L'acte de remercier fait partie intégrante de divers rituels religieux et culturels. Cody Stevens, président de la PMG Awareness Organization, explique que sa famille est une "famille qui prie". Il note que "notre paix et notre patience viennent de la prière". Lors d'un entretien récent avec moi, Cody a expliqué qu'il ressent de la gratitude à "différents niveaux et à différents endroits tout au long du voyage". Il est reconnaissant d'avoir une organisation avec laquelle il peut entrer en contact et soutenir d'autres familles. Il est reconnaissant envers les médecins qui consacrent du temps au traitement et à la recherche. Enfin, lui et sa femme Joan ont expliqué que les craintes pour la santé de leur famille les aident à se libérer de "l'agitation quotidienne" et leur rappellent de "saisir l'occasion de jouer avec [leur] fils maintenant". 

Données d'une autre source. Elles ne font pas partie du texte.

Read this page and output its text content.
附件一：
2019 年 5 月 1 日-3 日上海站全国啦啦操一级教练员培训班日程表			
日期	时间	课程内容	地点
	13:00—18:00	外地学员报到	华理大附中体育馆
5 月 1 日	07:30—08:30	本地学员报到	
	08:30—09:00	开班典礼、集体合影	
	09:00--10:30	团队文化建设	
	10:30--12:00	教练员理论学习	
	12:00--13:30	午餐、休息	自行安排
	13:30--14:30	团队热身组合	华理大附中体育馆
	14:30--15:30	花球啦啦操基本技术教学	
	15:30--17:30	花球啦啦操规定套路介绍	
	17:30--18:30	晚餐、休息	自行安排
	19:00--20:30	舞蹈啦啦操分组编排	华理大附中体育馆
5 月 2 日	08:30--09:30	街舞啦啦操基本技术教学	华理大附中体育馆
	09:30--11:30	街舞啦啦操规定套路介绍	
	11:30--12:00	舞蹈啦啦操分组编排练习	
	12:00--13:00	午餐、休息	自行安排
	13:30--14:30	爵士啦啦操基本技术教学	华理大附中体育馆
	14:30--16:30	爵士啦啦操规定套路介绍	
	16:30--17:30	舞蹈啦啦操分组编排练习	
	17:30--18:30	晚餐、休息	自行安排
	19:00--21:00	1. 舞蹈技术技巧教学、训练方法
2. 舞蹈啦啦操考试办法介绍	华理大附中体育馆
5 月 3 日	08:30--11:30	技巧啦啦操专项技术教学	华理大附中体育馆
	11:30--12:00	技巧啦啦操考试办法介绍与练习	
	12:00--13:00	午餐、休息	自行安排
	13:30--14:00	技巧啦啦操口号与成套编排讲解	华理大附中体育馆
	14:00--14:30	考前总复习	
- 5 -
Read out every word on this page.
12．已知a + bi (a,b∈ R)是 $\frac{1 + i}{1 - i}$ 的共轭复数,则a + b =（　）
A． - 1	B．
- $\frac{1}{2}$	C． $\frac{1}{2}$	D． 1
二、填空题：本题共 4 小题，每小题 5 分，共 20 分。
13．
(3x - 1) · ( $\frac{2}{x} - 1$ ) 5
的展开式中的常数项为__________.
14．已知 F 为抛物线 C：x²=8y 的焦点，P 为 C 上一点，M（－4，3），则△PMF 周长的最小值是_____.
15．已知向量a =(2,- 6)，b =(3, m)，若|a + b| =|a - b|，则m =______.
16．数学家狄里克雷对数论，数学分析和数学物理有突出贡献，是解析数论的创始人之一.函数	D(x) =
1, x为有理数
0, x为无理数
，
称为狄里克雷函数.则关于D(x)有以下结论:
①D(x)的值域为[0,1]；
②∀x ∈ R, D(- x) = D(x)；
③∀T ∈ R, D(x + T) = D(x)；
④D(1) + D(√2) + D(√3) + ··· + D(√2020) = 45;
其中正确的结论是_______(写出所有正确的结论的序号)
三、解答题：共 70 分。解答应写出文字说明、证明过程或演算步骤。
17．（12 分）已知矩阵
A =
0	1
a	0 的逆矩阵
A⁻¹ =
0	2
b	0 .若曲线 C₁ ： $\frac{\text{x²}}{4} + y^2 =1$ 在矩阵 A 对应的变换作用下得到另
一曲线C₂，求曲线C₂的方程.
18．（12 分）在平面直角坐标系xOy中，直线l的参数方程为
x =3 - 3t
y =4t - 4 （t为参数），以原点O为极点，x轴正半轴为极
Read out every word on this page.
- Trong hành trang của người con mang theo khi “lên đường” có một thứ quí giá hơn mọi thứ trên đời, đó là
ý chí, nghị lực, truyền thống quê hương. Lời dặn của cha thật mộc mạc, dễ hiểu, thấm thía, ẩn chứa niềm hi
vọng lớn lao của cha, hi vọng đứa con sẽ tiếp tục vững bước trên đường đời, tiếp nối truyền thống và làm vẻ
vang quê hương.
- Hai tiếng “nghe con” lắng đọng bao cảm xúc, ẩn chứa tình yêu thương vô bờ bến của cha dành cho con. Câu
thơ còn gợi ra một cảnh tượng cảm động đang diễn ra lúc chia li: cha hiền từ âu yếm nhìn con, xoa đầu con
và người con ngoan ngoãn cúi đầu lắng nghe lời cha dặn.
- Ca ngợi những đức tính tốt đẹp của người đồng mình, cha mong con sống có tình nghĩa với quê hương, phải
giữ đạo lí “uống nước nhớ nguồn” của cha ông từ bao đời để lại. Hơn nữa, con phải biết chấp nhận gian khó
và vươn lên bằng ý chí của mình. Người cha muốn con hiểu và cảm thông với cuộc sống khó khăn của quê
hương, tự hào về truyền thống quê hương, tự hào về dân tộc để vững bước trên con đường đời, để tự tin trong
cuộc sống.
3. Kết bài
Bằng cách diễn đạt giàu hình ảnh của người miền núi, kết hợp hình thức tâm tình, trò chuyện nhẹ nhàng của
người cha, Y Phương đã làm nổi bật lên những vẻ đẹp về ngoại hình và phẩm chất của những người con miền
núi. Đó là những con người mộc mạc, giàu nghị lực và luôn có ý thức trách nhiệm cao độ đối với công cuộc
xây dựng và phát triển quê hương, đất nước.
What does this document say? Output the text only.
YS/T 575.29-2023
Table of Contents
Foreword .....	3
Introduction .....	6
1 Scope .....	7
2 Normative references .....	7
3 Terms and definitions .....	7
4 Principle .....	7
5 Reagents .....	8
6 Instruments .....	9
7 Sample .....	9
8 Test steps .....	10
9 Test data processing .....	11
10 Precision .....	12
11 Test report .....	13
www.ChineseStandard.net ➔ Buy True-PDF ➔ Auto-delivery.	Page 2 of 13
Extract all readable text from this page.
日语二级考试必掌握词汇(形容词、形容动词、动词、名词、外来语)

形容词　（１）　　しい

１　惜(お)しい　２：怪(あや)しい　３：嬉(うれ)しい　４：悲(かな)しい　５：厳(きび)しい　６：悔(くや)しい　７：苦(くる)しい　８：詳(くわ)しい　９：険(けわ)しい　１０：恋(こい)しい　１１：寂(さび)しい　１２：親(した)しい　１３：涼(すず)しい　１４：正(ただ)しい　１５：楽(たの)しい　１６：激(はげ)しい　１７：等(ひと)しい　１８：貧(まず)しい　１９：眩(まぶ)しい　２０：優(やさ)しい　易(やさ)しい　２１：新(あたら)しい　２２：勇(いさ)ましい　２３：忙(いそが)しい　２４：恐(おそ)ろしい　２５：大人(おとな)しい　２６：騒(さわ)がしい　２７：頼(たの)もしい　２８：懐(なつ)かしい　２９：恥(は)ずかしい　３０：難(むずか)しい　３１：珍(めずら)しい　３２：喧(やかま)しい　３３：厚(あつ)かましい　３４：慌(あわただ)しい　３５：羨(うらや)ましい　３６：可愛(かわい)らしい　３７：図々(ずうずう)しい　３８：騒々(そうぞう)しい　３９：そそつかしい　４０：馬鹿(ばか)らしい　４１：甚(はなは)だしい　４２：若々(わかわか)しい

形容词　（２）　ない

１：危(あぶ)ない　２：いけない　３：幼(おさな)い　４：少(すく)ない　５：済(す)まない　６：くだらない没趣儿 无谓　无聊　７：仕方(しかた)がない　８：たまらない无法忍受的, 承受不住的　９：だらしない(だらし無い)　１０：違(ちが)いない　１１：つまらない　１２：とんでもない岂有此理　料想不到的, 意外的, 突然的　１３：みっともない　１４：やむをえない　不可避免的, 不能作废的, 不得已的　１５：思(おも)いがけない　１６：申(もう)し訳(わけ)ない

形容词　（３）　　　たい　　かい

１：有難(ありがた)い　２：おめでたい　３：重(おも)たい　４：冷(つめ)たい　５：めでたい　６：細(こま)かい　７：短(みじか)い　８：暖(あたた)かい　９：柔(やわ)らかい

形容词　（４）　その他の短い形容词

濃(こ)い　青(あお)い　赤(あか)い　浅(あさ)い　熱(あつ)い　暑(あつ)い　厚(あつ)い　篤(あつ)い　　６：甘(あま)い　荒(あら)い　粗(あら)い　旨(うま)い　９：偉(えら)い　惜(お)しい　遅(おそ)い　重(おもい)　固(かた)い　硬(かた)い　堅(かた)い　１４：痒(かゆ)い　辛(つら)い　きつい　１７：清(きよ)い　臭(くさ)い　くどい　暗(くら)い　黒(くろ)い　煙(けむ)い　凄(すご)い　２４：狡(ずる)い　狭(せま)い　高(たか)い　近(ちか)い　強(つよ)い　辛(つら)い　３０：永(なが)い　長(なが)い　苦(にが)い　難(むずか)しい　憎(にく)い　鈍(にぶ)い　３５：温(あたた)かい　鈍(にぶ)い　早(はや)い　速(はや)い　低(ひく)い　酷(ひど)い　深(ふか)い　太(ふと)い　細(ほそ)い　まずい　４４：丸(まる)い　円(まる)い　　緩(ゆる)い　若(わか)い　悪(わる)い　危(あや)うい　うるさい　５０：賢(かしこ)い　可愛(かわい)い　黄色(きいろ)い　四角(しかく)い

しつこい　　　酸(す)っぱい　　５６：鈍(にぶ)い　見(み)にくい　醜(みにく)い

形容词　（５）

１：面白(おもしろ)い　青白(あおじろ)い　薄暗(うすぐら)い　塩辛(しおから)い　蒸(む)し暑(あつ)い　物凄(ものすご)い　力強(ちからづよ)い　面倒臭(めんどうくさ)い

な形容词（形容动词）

L'inévitabilité de la maladie et de la mort peut certainement susciter la peur et le deuil anticipé ; cependant, la recherche a validé le fait que les expériences de mort imminente et la maladie chronique peuvent être une puissante porte d'entrée vers la gratitude (3). Le rappel de la mortalité peut amener notre conscience à se concentrer davantage sur le moment présent. Si aujourd'hui est peut-être le dernier, rien n'est banal. La saturation de chaque sensation est augmentée. Nous réalisons que le temps est une denrée précieuse, et peut-être nous sentons-nous plus vivants. Tout comme la tristesse, la peur et le chagrin sont des résidents permanents dans notre maison. Mais il y a aussi ceci : la douce odeur du pain aux raisins qui grille, le sourcil de mon petit garçon froncé en signe de concentration et sa nouvelle capacité à faire passer un jouet de la main droite à la main gauche et inversement. Il le fait maintenant, en tremblant et avec des spasmes, et accomplit parfaitement la tâche. Il lève alors les yeux vers moi, les yeux grands ouverts et brillants, et dit silencieusement avec son sourire : "Tu as vu ça maman ? Plutôt génial, non ?" 

Je ne considère rien de tout cela comme acquis. 

 

(1) Wood, A. M., Joseph, S., & Maltby, J. (2009). La gratitude prédit le bien-être psychologique au-dessus des cinq grandes facettes. Personality and Individual differences, 46(4), 443-447.

(2) Cloutier PF, Manion IG, Walker JG, Johnson SM. Emotionally focused interventions for couples with chronically ill children : a 2-year follow-up. J Marital Fam Ther. 2002 Oct;28(4):391-8. 

(3) Frias, A., Watkins, P. C., Webber, A. C., & Froh, J. J. (2011). La mort et la gratitude : La réflexion sur la mort renforce la gratitude. The Journal of Positive Psychology, 6(2), 154-162.